The cookies and the pieces of candy I took without asking.
The pretending to be asleep in the car when I wasn’t, but just wanted Daddy to carry me.
The Saturday afternoons I was “lazy” and reading books instead of helping around the house like I was supposed to.
The “mean things” I thought about other kids when they weren’t nice to me, instead of praying for them.
And he'd give me the prayers to say, because that's what you do in confession, but he'd also talk to me about how I could work on doing better. That I would sin, being human and imperfect, but that there was always a chance to work on not doing it as much. And that I should remember that God is always willing to forgive.
As I got older, it seemed as though that idea of God got lost, or at best was only paid lip service to. There was the Infinitely Terrible Being with the Endless Book of Laws, and to break the most minor law in the most minor way would lead to Infinite Punishment for anyone who couldn't prove just how sorry they were by a steady stream of humiliating tears and deprivations.
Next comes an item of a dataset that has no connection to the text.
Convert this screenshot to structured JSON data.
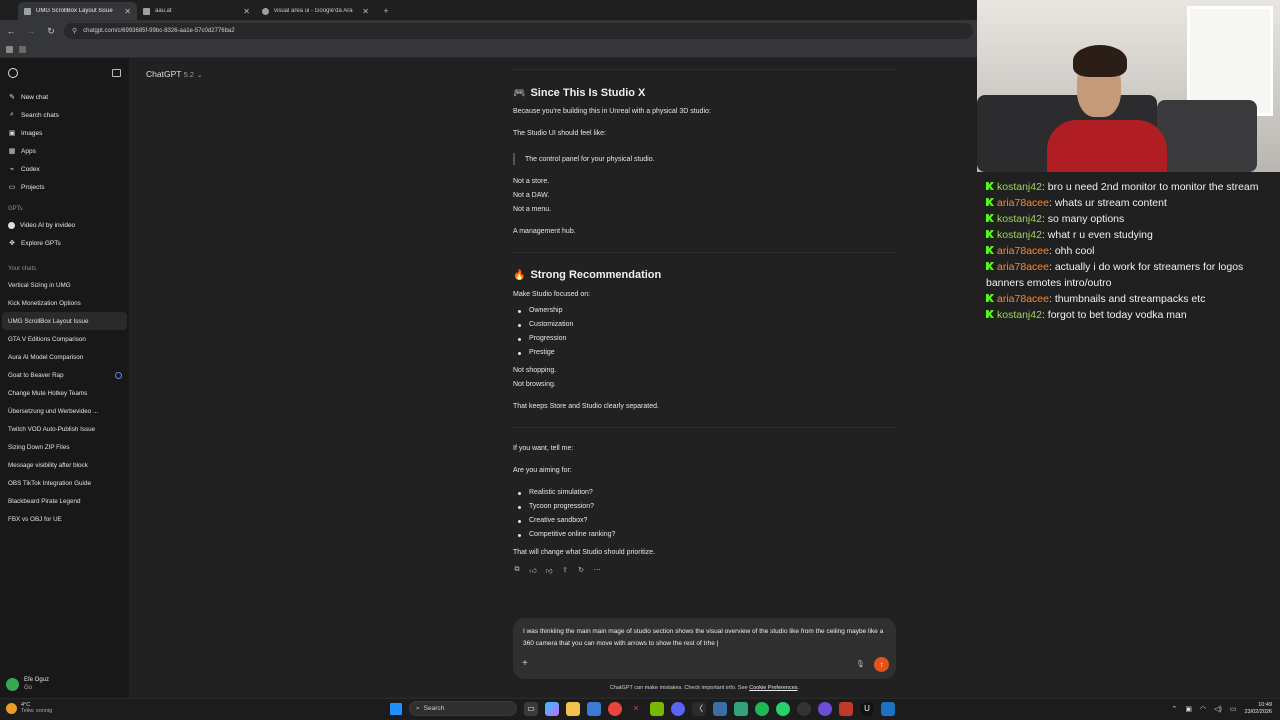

Is it any wonder I wanted no part of this? That I did not want to keep company with a spiritual ideal that said that driving two miles per hour over the speed limit and vehicular manslaughter might as well be the same offense?
In my path of spiritual seeking, I hoped to find better. It was all that Catholic guilt, it was all that judgmental Christian stuff that was messing up the culture, and once we got beyond it we'd be free.
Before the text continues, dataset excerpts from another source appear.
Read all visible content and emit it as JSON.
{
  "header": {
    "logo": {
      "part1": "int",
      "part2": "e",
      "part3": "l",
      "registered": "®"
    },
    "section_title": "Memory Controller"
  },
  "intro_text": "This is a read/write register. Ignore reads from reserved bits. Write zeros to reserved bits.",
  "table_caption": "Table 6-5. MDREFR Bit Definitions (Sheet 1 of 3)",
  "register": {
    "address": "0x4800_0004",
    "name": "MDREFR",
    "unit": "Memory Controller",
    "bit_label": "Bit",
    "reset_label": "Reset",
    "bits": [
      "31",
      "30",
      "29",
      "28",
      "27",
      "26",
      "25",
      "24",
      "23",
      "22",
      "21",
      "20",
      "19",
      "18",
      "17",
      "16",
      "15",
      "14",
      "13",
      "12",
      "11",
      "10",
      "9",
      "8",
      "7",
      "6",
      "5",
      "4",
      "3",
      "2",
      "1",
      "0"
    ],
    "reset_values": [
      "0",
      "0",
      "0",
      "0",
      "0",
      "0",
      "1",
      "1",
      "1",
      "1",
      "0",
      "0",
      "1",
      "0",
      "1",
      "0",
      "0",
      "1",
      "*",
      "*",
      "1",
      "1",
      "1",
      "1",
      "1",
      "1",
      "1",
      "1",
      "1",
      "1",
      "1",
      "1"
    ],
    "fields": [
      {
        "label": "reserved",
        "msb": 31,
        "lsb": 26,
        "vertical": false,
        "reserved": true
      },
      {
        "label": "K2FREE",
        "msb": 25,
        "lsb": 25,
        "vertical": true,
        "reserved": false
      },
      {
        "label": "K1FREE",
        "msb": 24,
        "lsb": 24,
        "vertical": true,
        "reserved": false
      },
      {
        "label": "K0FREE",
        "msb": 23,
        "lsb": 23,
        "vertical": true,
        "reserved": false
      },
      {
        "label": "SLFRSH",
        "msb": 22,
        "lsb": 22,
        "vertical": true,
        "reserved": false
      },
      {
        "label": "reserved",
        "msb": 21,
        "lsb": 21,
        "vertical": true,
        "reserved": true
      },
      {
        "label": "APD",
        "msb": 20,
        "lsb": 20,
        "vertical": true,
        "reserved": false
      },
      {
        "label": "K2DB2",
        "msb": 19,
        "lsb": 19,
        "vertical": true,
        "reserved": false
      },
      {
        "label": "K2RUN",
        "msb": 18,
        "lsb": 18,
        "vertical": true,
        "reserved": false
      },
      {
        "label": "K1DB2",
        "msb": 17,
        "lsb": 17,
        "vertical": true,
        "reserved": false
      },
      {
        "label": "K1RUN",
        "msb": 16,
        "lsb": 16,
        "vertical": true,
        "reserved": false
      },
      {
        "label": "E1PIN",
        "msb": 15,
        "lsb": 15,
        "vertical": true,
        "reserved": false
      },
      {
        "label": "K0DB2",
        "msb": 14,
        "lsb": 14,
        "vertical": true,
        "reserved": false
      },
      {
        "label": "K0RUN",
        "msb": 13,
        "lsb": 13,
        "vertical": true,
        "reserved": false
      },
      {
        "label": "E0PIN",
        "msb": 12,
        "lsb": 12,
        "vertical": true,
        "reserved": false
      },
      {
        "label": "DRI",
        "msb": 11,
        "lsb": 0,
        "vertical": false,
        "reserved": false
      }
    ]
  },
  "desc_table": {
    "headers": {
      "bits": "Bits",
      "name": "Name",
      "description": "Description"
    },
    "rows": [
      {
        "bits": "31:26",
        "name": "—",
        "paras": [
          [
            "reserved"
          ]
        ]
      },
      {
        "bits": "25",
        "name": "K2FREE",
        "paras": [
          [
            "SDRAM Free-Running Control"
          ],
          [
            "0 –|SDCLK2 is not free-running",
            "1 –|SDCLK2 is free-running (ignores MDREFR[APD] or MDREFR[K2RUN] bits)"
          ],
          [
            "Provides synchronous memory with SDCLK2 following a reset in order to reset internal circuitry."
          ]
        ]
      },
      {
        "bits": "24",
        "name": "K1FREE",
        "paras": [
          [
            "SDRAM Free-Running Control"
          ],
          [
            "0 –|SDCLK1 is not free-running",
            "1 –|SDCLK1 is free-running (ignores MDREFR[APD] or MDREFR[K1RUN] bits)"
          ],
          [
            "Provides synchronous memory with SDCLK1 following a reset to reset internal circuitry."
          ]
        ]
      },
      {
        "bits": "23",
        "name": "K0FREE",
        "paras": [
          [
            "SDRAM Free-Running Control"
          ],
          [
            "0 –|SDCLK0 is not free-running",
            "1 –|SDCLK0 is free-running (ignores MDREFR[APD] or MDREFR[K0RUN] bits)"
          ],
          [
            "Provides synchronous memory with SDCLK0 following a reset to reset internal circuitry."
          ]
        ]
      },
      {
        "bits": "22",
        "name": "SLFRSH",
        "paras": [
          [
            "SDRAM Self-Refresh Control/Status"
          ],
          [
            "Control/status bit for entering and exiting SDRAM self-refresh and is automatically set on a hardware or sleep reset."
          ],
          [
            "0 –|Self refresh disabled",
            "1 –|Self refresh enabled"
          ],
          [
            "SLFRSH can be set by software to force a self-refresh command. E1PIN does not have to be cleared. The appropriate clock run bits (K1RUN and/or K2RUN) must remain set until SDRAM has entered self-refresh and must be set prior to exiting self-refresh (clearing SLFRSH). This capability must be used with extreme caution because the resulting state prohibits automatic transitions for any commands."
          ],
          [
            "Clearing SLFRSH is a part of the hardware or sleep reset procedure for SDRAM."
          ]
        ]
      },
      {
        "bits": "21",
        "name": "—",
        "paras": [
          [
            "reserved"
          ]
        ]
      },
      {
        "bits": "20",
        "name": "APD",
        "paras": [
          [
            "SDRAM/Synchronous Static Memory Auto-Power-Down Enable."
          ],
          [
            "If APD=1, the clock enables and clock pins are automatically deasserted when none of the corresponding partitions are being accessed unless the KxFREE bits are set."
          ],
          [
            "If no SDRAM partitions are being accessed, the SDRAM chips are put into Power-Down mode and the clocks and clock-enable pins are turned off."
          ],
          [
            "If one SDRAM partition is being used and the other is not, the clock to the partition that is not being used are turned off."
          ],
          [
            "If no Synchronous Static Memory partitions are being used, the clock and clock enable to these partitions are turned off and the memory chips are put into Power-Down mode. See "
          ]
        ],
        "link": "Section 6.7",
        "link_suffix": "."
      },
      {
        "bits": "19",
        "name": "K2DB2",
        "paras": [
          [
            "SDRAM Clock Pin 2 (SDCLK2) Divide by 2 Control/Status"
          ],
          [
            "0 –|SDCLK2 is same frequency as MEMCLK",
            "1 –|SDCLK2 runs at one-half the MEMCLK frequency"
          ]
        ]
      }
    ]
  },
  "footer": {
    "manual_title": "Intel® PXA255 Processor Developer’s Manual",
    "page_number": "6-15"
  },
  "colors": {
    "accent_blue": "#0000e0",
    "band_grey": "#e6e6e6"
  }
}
Or not. There were new sins, and no sin against the Earth Mother was ever, ever too small. No environmental purity was ever pure enough, no fair trade fair enough, no open mind open enough (or closed fast enough when it came to, well, those unbelievers who didn't understand the complexity of reality the way we did), no un-dogma un-dogmatic enough.
It is only in coming back to something closer to the religious mainstream that I can look at the idea of "little" sins having close to the same impact as "big" sins in a new way. I used to think that in God-scale, they were all big. But an infinite God of infinite love and capacity for forgiveness must see them all as small.
No Infinitely Terrible Being with an Endless Book of Laws.
Infinite love and endless grace.
On God's scale, it is all the same - small things lost in the endlessness of time. It's only as humans living in the world with each other that we can differentiate based on how much harm our sins do to one another.
How much better to celebrate each other's victories, no matter how small, than to criticize each other's sins, no matter how big.